Oil Paint is the medium of instruction for beginners because it is the most flexible and versatile painting medium and it is also the primary medium used over time in the development of painting technique. In Painting III and IV students may chose to work in another medium experimentation is encouraged but on the introductory level it is best to learn one medium well.
At the second level, students consolidate skills learned at the beginning level and progress to more difficult and challenging problems in representation and abstraction. At the next levels, students broaden their field of reference to include the work of contemporary painters and work on problems that are important to the contemporary moment in painting. They also are trying to identify the style and subjects which engage them as art practitioners.
The painting studio has 7,333 square feet of studio space, with 24 hour access. This area includes individual studio spaces for students with an emphasis in the discipline.
Danielle Mužina is a Assistant Professor of Painting. She received her MFA from Miami University-Ohio, an MA from Eastern Illinois University, and a BFA from Ohio Wesleyan University.
Contact Information: Danielle Mužina firstname.lastname@example.org
- ART 330 Introduction to Painting I (3)
This course covers basics of color theory and materials and techniques of painting in oil. Problems stress the mastery of the medium first, and then using it to render from observation. Six hours per week. Prereqisites: ART 101, 111, and 201 or permission of instructor.
- ART 333 Painting II (3)
Continuation of ART 330. Six hours a week. Prerequisite: ART 330 or permission of the instructor.

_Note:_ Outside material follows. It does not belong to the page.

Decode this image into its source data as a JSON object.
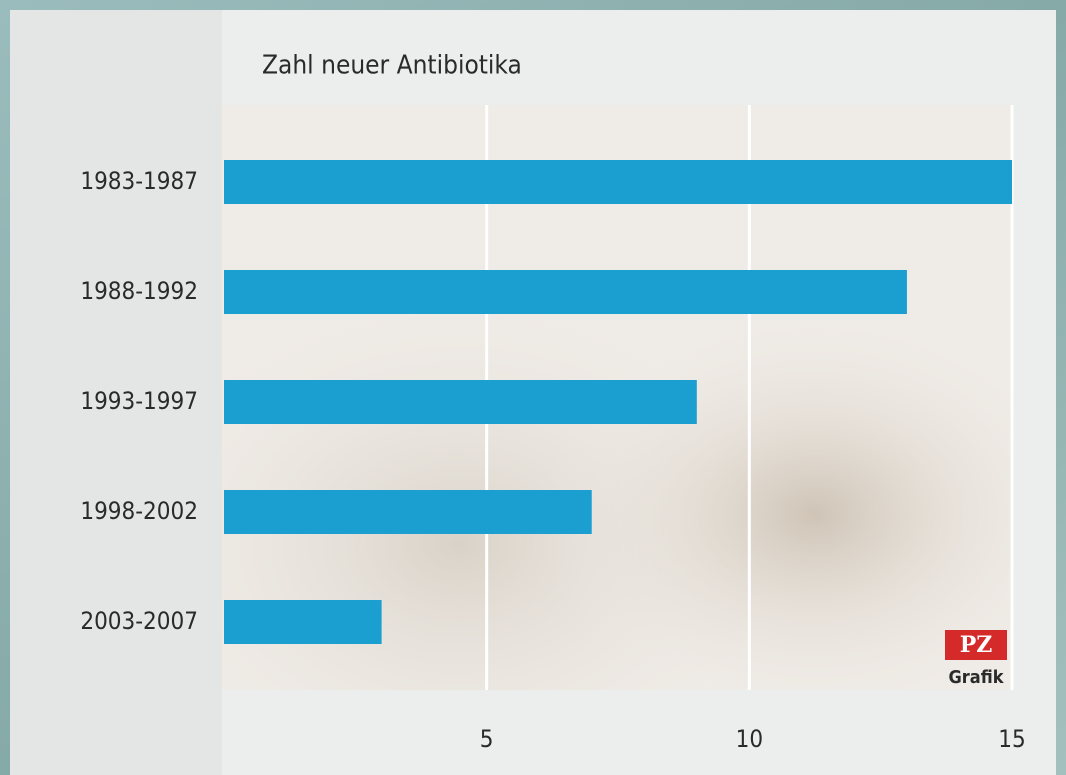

- ART 334 Painting III (3)
Continuation of ART 333. Six hours per week. Prerequisite: ART 333 or permission of the instructor.
- ART 433 Painting IV (3)
Advanced problems. Six hours per week. Prerequisite: ART 334 or permission of the instructor.
- ART 434 Painting V (3)
Exploration of painting ideas with emphasis on personal expression. Criticism and discussion. Six hours per week. Prerequisite: ART 433 or permission of instructor.
- ART 533 Painting VI (3)
Concentrated exploration of painting with emphasis on personal expression. Criticism and discussion. Six hours per week. Prerequisite: two painting courses or permission of instructor.
- ART 534 Painting VII (3)
Continuation of ART 533. Six hours per week. Prerequisite: ART 533.